小沙彌送了午飯過來,兩人心念著如冉詹的病情,都沒心情吃什麽,隻是一杯接一杯地地喝著茶,到最後兩人都灌了一肚子水。百裏聞大大方方地讓小沙彌引著去了茅房,就剩芙蓉一個人坐立不安地在廳裏憋得難受。忍了一盞茶的工夫仍不見百裏聞回來,她終於忍不住跳出來,滿寺院地到處尋。

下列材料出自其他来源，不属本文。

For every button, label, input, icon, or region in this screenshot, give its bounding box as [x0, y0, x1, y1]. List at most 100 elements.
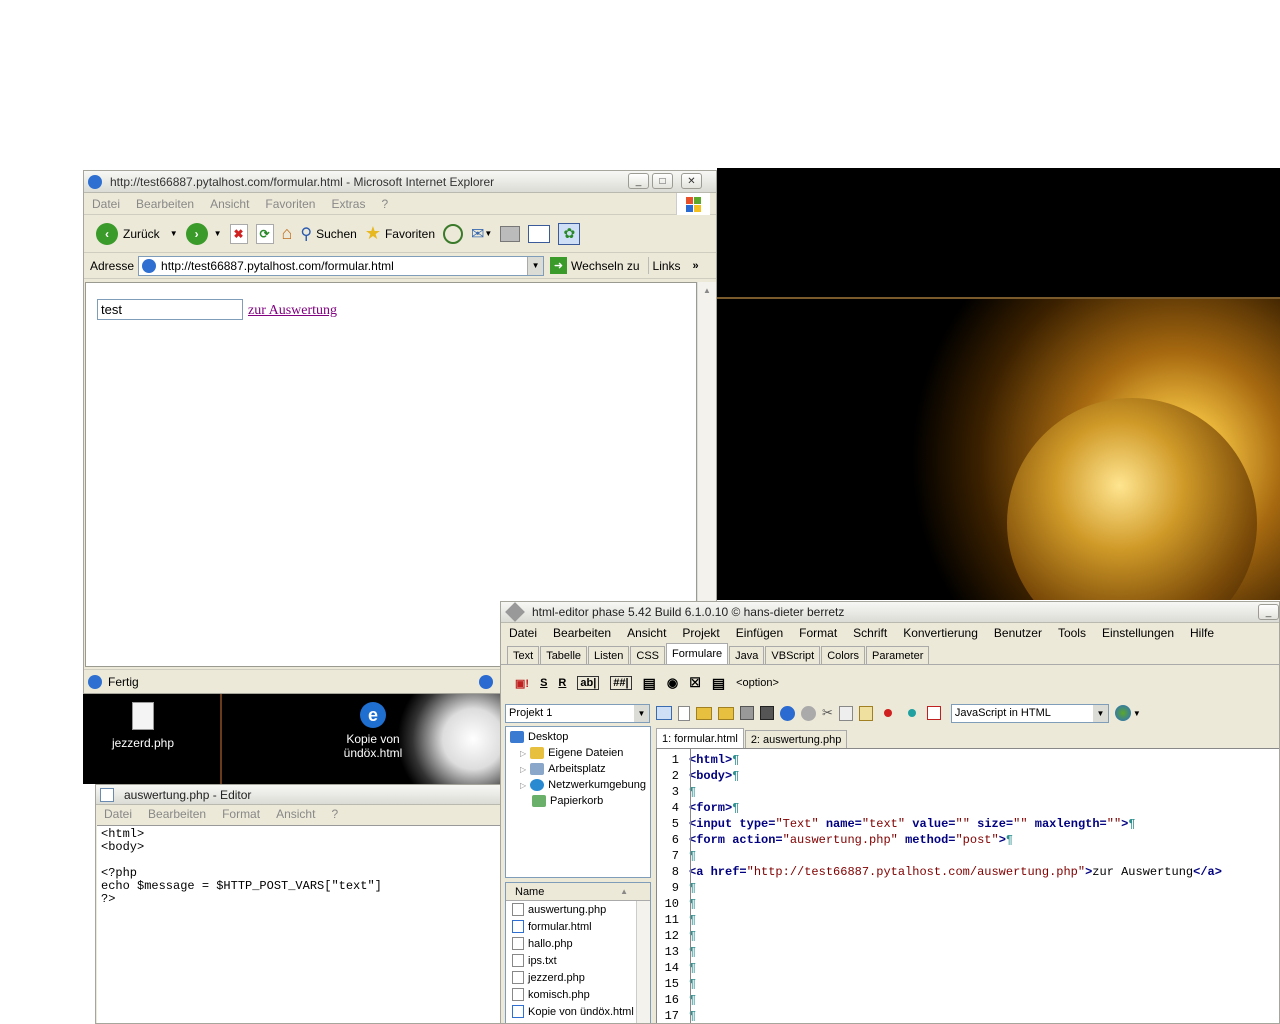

在院門處碰見了百裏聞,隱約見他身後不遠處有排小房子,估計就是自己要找的地兒了。來不及跟他打聲招呼,芙蓉就紅著臉擦著他的衣服往裏衝去。待得解決完畢回到廳堂坐下,總覺得百裏聞戲謔的眼神在自己身上掃過,端正了坐姿,眼觀鼻、鼻觀心,仿佛一點事情都沒有發生過一般。但終是受不了身上上刺目的光,忽地掉過頭朝百裏聞睜眼一瞪,四目相對,促狹的笑意便由眼入了心。
電光火石間,門開了,一個油光滿麵的胖和尚走了出來。芙蓉瞪大了雙眼,並沒有想象中那般世外高僧那般儒雅,隻見他身上披著件黃褐色的破舊僧袍,好像很久沒有洗過似的,一片油一片泥,袖口和下擺破了好幾處,碎布搭下來,一條一條的。腳上穿著雙草鞋,上麵竟是黃泥,腳趾頭全成了黑色,散發出臭烘烘的氣味。竟然像個十足的流浪和尚。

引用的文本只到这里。